Yay us. Now we have a purpose! The kids split up digging into the sand with their toes, feeling for the hard-backed shells that house the little varmints. One by one, the lucky crabs are dragged from the gulf into the warm puddle a few feet away where they scuttle furiously about, seeking cooler water or shade.
Cora Jo says, “Momma! We have a hermit crab sanctuary! Look!”
Sure enough there are quickly seven or eight hermit crabs in their puddle. I refrain from asking her what she thinks the word ‘sanctuary’ means if being tussled around by a child and thrown into a hot mud puddle is a ‘sanctuary.’
“Momma, can we…”
“No,” I interrupt.
“You don’t even know what I was going to ask!”
“No, you can’t take one home. Not one. Not even a tiny one. Not today. Not tomorrow. Not in your pocket. Not in a box. Not with a fox.” (random Dr. Seuss rhyming for full child engagement)
“Oh, I guess you did know.”
I smile and nod. Repeat conversation with each child, adding special assurance to Jet that his friend Kaden back home can see the hermit crabs in pictures instead of in person.
The hermit crabs kept them busy for quite a while. They were feeling like the Steve Erwins of the hermit crab world, until a kid ran up the beach with a bag over his shoulder. He plopped down about ten feet away and began pulling shells out of his bag. My kids tried to just glance casually at him counting, but pretty soon we were all riveted. One, two, three,… he started counting silently after twenty. He had them all in neat rows, and by that time, Ransom was full-on gawking. “Do you see this?” he asked incredulously, turning to me, to Papa, to the girls. The kid must have had close to forty hermit crabs. His mom came over beaming and took his picture with them.

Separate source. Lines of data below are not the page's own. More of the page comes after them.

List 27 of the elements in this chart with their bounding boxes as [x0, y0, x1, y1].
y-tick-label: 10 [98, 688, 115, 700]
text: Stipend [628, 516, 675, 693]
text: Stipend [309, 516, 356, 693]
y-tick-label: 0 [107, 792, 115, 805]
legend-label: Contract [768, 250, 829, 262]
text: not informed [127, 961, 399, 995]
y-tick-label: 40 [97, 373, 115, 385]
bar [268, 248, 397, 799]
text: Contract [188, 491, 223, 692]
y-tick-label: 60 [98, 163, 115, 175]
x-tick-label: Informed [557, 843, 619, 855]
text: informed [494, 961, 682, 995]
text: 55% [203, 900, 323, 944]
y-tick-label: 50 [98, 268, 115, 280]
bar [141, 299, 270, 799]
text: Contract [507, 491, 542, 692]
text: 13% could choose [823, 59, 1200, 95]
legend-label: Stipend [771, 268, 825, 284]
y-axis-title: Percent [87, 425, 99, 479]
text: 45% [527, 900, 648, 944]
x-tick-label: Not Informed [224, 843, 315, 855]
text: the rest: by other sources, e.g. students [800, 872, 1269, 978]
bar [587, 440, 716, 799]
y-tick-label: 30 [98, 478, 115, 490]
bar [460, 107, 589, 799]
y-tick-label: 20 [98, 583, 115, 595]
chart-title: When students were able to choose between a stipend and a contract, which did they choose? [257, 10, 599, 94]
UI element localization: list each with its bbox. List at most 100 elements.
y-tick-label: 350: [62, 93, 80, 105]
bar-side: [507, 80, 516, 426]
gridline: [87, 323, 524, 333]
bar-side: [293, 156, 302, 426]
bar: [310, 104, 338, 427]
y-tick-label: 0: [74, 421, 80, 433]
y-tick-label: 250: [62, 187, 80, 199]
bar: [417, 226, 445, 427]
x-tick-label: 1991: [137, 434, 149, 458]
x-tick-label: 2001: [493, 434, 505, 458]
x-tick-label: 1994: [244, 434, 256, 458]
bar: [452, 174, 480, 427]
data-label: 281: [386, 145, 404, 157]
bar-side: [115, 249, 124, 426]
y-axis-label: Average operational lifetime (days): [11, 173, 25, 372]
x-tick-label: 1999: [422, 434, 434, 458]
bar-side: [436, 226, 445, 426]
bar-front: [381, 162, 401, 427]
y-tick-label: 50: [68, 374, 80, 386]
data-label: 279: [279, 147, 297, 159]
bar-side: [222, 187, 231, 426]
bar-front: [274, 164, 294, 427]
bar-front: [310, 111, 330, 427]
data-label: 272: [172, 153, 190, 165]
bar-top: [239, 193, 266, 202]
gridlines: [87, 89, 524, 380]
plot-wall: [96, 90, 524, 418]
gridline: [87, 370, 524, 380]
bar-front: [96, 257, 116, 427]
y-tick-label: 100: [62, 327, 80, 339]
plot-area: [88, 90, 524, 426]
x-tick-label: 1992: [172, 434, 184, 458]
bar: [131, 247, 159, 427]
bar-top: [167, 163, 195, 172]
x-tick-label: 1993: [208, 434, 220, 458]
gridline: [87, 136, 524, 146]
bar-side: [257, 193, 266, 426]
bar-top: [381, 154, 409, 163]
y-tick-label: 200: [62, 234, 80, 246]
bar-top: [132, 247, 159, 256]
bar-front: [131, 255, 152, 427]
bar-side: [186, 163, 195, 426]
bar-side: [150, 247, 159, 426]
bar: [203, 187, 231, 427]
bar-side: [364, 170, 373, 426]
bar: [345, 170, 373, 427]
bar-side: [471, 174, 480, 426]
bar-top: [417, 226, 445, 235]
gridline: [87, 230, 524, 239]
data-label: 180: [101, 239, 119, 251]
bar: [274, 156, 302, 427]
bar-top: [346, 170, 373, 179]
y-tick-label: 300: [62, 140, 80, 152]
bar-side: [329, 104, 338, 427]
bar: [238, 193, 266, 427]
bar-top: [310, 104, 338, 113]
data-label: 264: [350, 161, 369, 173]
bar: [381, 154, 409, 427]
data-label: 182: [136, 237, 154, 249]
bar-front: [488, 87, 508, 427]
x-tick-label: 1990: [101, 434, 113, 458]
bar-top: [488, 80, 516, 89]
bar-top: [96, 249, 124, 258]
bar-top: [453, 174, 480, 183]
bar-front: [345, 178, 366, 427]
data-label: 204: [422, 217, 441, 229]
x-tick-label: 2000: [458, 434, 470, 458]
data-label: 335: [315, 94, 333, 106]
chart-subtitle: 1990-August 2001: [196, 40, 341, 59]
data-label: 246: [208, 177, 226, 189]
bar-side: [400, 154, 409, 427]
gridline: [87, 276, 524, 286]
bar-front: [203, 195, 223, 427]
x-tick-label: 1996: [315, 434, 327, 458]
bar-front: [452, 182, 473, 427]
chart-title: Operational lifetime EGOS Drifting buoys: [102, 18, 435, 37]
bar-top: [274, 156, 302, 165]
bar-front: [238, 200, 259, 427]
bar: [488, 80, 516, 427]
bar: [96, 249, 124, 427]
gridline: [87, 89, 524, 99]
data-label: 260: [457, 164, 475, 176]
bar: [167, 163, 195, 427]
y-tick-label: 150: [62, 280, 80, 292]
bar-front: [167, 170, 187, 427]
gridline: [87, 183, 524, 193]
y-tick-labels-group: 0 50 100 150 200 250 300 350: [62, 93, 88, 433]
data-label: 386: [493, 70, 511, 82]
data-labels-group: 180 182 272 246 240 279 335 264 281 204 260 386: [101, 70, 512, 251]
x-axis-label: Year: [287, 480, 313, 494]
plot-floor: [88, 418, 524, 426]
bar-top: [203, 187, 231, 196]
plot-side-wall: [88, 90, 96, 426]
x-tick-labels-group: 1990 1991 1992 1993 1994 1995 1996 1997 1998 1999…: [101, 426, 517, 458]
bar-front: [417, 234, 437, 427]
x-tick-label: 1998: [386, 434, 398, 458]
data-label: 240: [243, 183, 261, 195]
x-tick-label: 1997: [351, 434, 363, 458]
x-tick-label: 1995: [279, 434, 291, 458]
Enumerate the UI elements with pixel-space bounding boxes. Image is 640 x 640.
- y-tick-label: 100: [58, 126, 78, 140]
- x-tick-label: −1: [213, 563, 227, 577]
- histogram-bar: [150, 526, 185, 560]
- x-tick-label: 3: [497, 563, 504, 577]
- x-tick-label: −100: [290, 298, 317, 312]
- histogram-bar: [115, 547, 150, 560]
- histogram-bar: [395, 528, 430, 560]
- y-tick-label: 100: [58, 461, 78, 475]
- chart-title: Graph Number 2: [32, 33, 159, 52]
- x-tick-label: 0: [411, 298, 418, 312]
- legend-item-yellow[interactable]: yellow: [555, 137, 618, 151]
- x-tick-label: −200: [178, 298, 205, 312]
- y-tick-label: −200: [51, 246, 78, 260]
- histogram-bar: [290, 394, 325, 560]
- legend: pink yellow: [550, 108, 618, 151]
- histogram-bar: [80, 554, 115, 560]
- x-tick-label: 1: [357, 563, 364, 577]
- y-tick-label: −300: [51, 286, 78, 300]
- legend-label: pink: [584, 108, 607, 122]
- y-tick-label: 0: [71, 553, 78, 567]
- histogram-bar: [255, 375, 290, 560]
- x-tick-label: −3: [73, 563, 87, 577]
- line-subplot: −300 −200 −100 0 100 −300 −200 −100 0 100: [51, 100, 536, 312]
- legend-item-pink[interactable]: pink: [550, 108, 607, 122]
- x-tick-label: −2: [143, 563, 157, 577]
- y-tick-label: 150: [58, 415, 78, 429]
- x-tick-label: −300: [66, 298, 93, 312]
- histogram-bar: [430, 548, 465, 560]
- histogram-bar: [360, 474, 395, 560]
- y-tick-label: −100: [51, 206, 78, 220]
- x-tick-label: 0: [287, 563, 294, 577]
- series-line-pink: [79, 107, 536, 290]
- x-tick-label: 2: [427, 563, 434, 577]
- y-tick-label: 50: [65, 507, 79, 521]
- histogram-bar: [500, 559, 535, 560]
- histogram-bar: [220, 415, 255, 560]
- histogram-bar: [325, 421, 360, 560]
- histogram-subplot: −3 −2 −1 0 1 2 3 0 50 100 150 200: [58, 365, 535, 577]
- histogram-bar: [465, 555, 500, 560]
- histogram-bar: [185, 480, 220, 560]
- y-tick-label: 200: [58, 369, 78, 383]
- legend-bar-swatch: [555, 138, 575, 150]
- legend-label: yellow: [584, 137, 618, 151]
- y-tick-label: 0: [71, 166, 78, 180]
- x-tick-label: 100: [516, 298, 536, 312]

“Whaddya gonna do with them?” Ransom asked.
“Throw ‘em back,” the kid answered looking directly at his mom. She was nodding vigorously. I was nodding vigorously.
They started throwing crabs back into the gulf, and I wondered if a day in the hands of small children felt a little like the Schlitterbahn for hermit crabs.
And I checked pockets, towels, bags, and coolers VERY carefully before heading home.